El miércoles pasaba la tarde con una amiga enferma de gripe. Había amanecido con mucha fiebre, pero a esas horas ya se encontraba mejor y estaba harta de dormir. Le leí una novela un rato. Luego se cansó del libro, cerró los ojos, cruzó los brazos y con una voz lúgubre dijo:
— ¿Qué tal cara tendría de muerto?—y estalló en una carcajada.
Yo también me reí, porque estaba muy graciosa, y con pinta de muerto bastante sano.

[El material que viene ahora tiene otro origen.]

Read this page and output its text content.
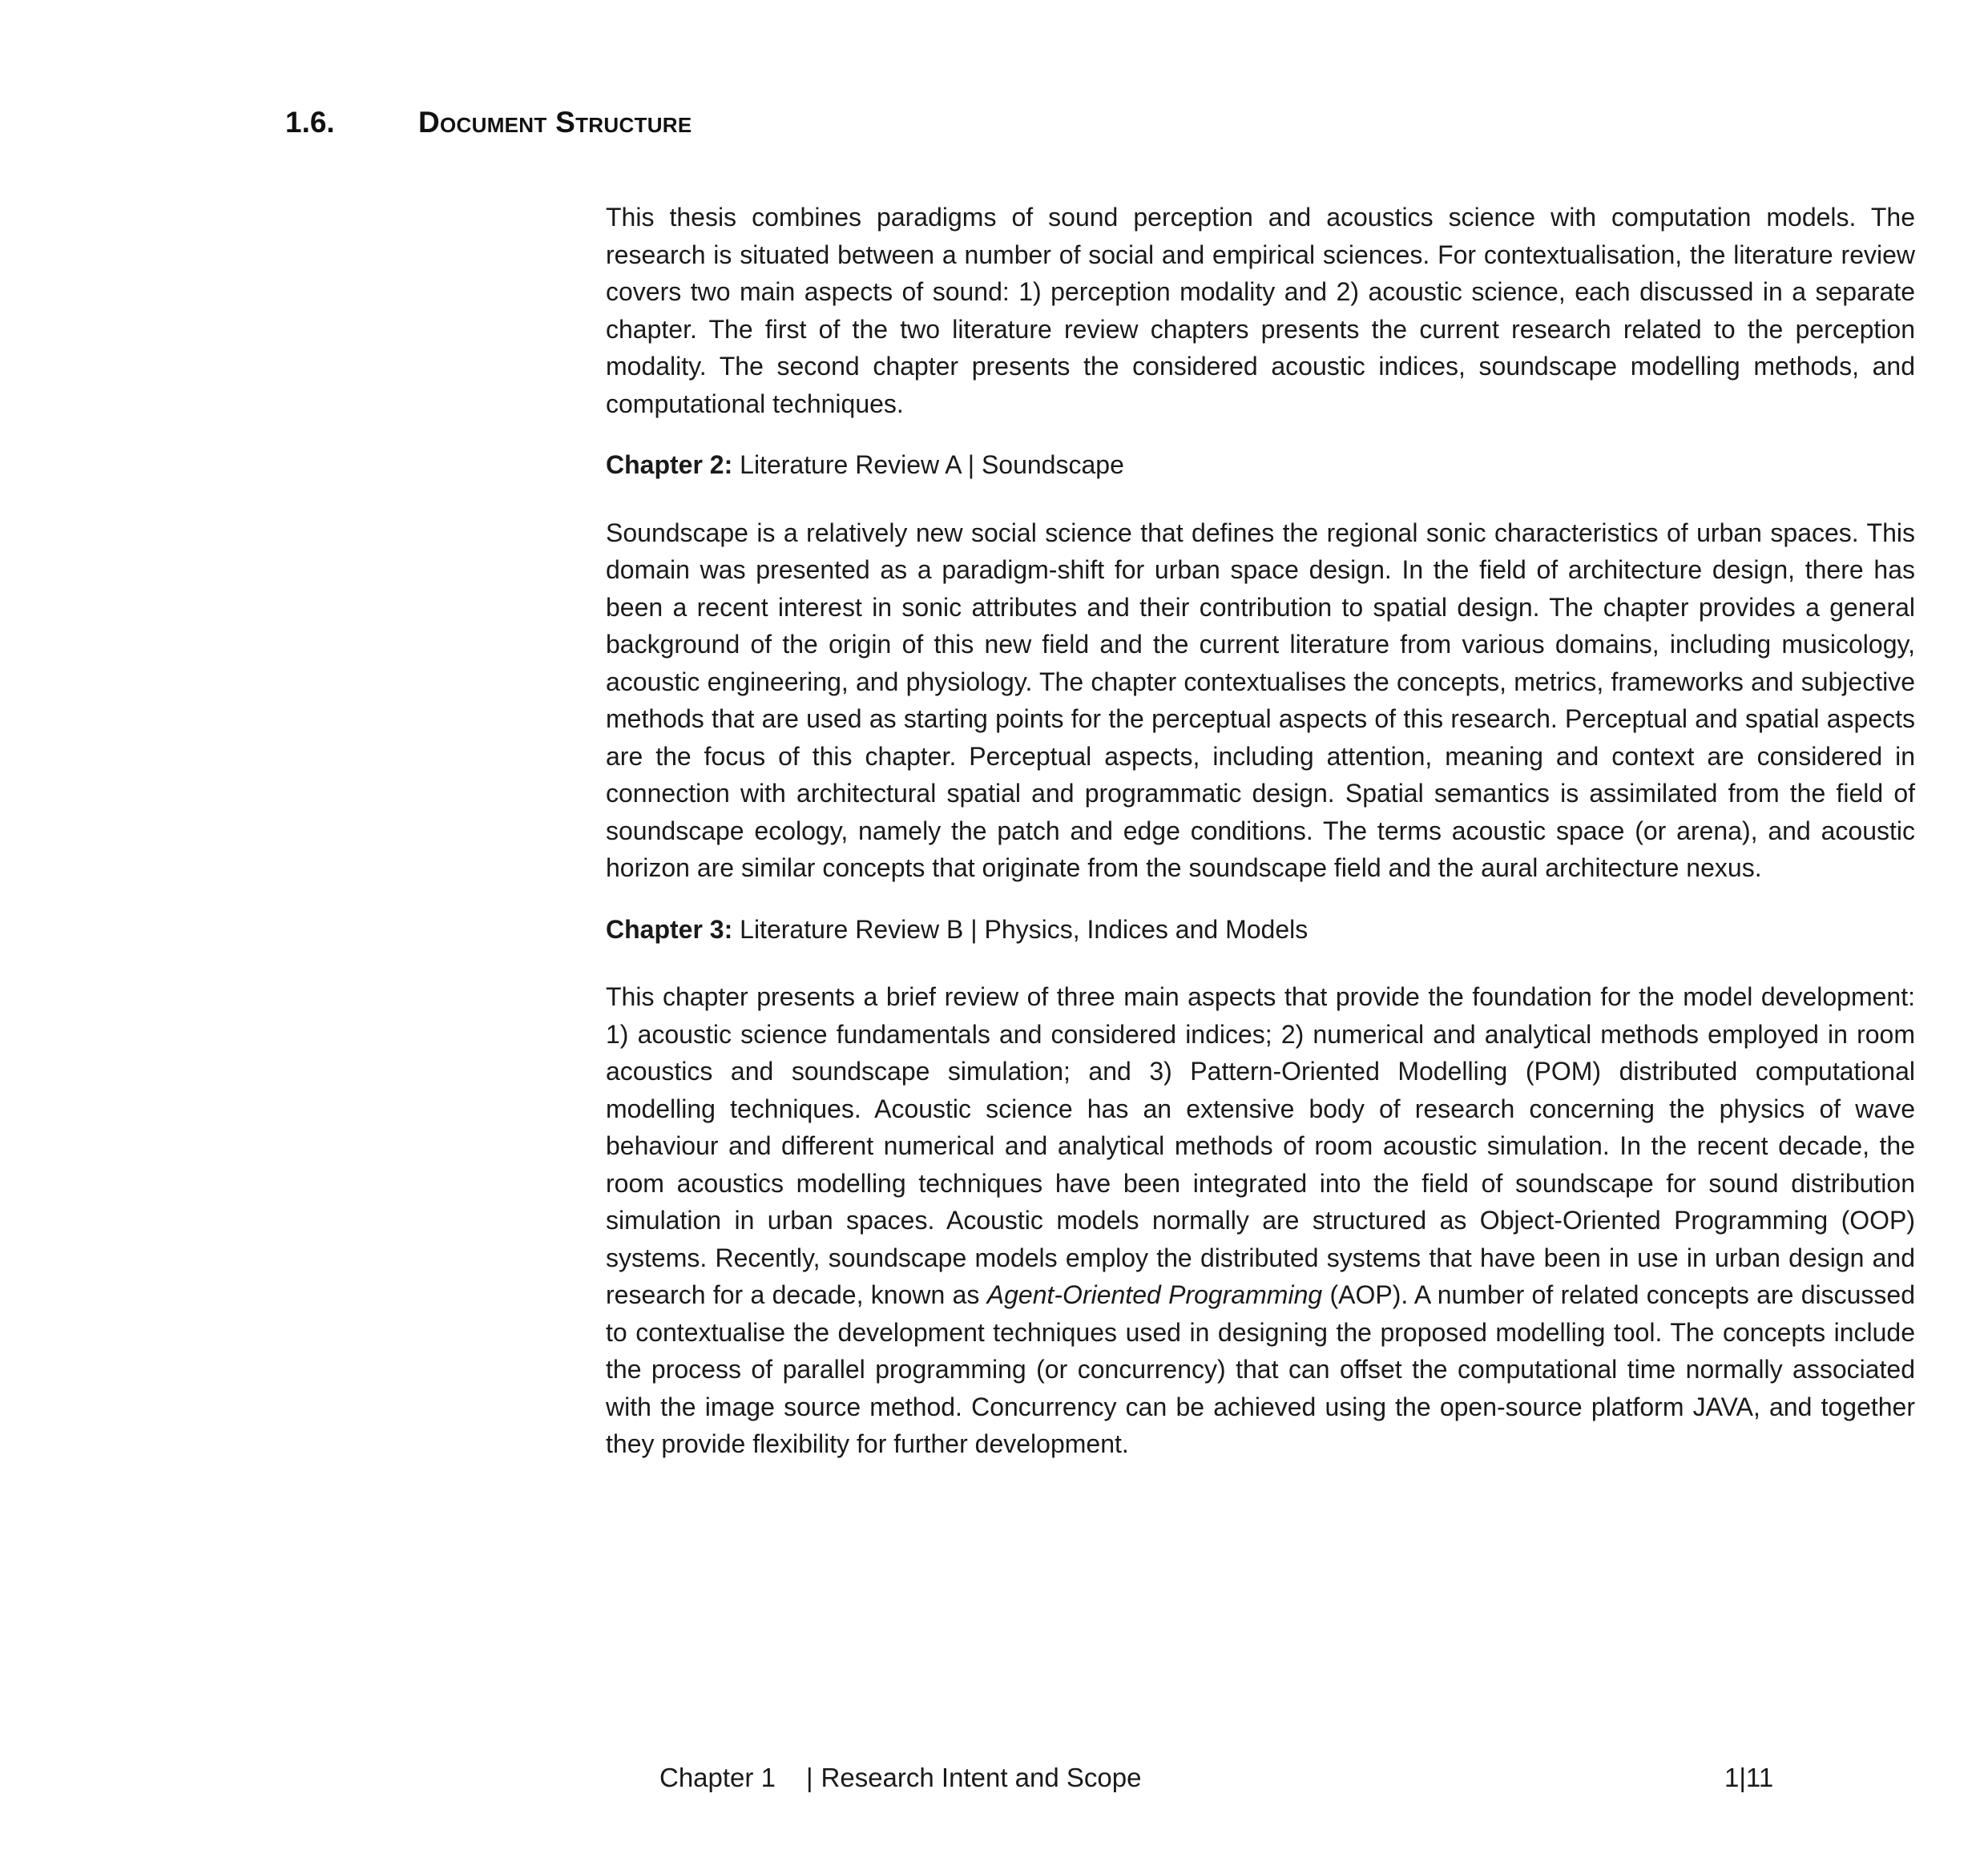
1.6.	Document Structure

This thesis combines paradigms of sound perception and acoustics science with computation models. The research is situated between a number of social and empirical sciences. For contextualisation, the literature review covers two main aspects of sound: 1) perception modality and 2) acoustic science, each discussed in a separate chapter. The first of the two literature review chapters presents the current research related to the perception modality. The second chapter presents the considered acoustic indices, soundscape modelling methods, and computational techniques.

Chapter 2: Literature Review A | Soundscape

Soundscape is a relatively new social science that defines the regional sonic characteristics of urban spaces. This domain was presented as a paradigm-shift for urban space design. In the field of architecture design, there has been a recent interest in sonic attributes and their contribution to spatial design. The chapter provides a general background of the origin of this new field and the current literature from various domains, including musicology, acoustic engineering, and physiology. The chapter contextualises the concepts, metrics, frameworks and subjective methods that are used as starting points for the perceptual aspects of this research. Perceptual and spatial aspects are the focus of this chapter. Perceptual aspects, including attention, meaning and context are considered in connection with architectural spatial and programmatic design. Spatial semantics is assimilated from the field of soundscape ecology, namely the patch and edge conditions. The terms acoustic space (or arena), and acoustic horizon are similar concepts that originate from the soundscape field and the aural architecture nexus.

Chapter 3: Literature Review B | Physics, Indices and Models

This chapter presents a brief review of three main aspects that provide the foundation for the model development: 1) acoustic science fundamentals and considered indices; 2) numerical and analytical methods employed in room acoustics and soundscape simulation; and 3) Pattern-Oriented Modelling (POM) distributed computational modelling techniques. Acoustic science has an extensive body of research concerning the physics of wave behaviour and different numerical and analytical methods of room acoustic simulation. In the recent decade, the room acoustics modelling techniques have been integrated into the field of soundscape for sound distribution simulation in urban spaces. Acoustic models normally are structured as Object-Oriented Programming (OOP) systems. Recently, soundscape models employ the distributed systems that have been in use in urban design and research for a decade, known as Agent-Oriented Programming (AOP). A number of related concepts are discussed to contextualise the development techniques used in designing the proposed modelling tool. The concepts include the process of parallel programming (or concurrency) that can offset the computational time normally associated with the image source method. Concurrency can be achieved using the open-source platform JAVA, and together they provide flexibility for further development.

Chapter 1 | Research Intent and Scope	1|11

—Mi padre, cuando le quedaba un mes de vida, ensayaba posturas para el velatorio— dijo. —Ya no se podía levantar de la cama y cuando se aburría, ponía la cara muy seria, cerraba los ojos y le preguntaba a mi madre si le parecía que estaba guapo para el velatorio. Mi madre le decía que no fuera bruto y se dejara de tonterías —continuó.
Seguimos la conversación, ahora con un tono algo más serio. Hablamos de su padre; siempre habla de su padre. Le quería mucho y no le da miedo hablar de él. A mí tampoco. Con algunas personas hay que andarse con tacto para hablar de los muertos, pero con ella no. Hablamos y hablamos. En un momento de la conversación dijo:
— ¿Sabes? En la vida no se puede decir que se tienen problemas hasta que se te muere un padre. Cualquier problema es nada a su lado.
Esta historia me vino a la cabeza ayer cuando iba a Tráfico a por unos papeles. Llovía sin parar. El viento me arrancó el paraguas y mi autobús se retrasó media hora por la tormenta. Cuando llegó me monté, pero entre el vaho de los cristales que no me dejaba ver y una conversación que me despistó, se me pasó la parada. Nada, que me bajé, crucé la calle, fui a la parada del otro lado, ¡y otra media hora de espera! Total que, para cuando llegué, habían cerrado y me volví a casa dos horas más tarde, sin papeles y con un resfriado.
Al abrir la puerta me recibieron unas palabras: “¿Pero dónde te habías metido!” Y ya estaba a punto de echar fuego por los ojos cuando pensé: “Calma, que todavía tienes padre”. Y sonreí.